Whatever the legality of the punishment, stoning intends to stigmatise women
For centuries, Muslim scholars have debated of the validity of stoning as legal punishment. Some argue that the practice of Muhammad, recorded in the Hadiths, conveys that stoning to death is a specified punishment for the married adulterer or adulteress. Some argue it does not.
Despite the overall severity of this punishment, women are particularly subjected to it. The stoning procedure, as written in the Penal Code, is clear: an adulterous man shall be buried up to his waist, meaning he would have the arms free to escape, whereas an adulterous woman shall be in the ground up to her chest, with the arms buried as well. Her ability to escape is thus far more limited.
Recently, stoning has been reinserted as a valid punishment via a new amendment of Iran’s Islamic new Penal code.
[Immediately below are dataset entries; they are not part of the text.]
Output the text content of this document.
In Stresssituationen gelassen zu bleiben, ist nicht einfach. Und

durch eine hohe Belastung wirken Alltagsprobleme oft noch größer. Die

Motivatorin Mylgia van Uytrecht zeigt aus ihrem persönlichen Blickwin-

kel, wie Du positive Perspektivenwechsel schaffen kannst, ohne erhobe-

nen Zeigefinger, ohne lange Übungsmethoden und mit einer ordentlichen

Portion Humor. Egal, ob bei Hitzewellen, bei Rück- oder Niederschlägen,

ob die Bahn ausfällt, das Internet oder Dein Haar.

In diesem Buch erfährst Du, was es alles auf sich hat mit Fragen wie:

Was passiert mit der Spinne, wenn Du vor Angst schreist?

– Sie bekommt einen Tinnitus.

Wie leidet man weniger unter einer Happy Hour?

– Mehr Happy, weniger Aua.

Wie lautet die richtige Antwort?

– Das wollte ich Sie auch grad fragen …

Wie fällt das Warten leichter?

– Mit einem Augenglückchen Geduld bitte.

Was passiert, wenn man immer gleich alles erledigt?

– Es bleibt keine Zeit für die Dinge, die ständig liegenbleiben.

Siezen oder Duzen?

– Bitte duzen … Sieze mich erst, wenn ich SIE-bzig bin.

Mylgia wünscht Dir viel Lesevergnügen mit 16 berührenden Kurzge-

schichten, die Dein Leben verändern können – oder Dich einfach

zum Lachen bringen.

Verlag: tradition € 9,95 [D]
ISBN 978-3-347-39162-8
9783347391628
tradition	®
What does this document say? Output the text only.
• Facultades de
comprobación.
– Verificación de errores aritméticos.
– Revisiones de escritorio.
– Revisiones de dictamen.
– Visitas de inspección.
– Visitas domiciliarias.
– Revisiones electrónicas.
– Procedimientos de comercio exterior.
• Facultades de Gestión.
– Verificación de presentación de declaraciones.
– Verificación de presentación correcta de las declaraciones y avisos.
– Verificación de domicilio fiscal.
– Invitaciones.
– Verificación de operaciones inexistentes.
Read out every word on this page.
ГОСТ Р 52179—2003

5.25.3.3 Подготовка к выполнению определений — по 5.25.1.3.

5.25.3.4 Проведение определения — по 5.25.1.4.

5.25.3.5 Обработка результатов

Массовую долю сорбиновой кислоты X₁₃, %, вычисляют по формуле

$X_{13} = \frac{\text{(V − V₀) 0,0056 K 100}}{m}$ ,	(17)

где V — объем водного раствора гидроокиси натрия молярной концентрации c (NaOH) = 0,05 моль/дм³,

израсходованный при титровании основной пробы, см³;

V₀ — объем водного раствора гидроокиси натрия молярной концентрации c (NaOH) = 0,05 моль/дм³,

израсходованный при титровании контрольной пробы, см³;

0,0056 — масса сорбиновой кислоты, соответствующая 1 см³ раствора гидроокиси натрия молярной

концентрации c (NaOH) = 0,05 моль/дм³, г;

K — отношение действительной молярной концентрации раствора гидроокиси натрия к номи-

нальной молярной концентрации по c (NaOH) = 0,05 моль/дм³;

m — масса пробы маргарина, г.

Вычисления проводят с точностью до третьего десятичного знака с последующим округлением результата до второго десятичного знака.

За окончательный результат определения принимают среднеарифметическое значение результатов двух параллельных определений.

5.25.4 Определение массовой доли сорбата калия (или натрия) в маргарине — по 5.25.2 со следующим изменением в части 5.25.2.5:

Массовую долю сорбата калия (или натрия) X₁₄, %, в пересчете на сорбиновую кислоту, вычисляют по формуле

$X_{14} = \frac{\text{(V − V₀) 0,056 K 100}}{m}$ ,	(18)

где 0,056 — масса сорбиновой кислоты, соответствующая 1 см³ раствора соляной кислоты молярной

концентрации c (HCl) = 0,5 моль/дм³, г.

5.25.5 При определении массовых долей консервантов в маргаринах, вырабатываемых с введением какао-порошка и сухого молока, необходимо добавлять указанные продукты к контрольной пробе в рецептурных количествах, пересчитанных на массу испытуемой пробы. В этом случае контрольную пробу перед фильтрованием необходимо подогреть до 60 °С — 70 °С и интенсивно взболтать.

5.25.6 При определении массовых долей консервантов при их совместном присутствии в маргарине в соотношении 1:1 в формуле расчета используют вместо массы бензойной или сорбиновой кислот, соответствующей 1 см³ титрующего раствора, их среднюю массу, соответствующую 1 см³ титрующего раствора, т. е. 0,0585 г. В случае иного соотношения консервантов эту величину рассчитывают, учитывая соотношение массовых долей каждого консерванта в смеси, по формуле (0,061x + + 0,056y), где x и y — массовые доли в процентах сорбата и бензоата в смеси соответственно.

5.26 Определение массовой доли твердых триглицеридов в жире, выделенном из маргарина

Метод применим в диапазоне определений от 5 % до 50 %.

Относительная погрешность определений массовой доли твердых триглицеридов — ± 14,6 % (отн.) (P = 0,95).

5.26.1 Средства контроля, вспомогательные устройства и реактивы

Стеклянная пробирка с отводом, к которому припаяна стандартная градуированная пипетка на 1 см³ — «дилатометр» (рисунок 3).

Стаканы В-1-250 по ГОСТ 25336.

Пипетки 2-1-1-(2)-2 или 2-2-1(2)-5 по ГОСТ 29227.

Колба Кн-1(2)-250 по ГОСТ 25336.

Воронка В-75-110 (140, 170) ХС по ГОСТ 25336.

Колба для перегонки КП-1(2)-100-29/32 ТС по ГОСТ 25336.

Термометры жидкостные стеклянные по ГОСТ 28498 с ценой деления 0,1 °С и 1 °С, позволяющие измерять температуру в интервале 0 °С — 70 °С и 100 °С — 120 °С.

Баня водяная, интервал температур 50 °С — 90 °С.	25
The authorities also introduced that “if the possibility of carrying out the (stoning) verdict does not exist,” the sentencing judge might devise another form of execution which will pend final approval only upon the judiciary chief. While Human Rights Watch warns against this tendency, its Middle East director, Sarah Leah Whitson, concludes, “By insisting on keeping stoning in the penal code, Iranian authorities are providing proof positive that they preside over a criminal justice system based on fear, torture and injustice.”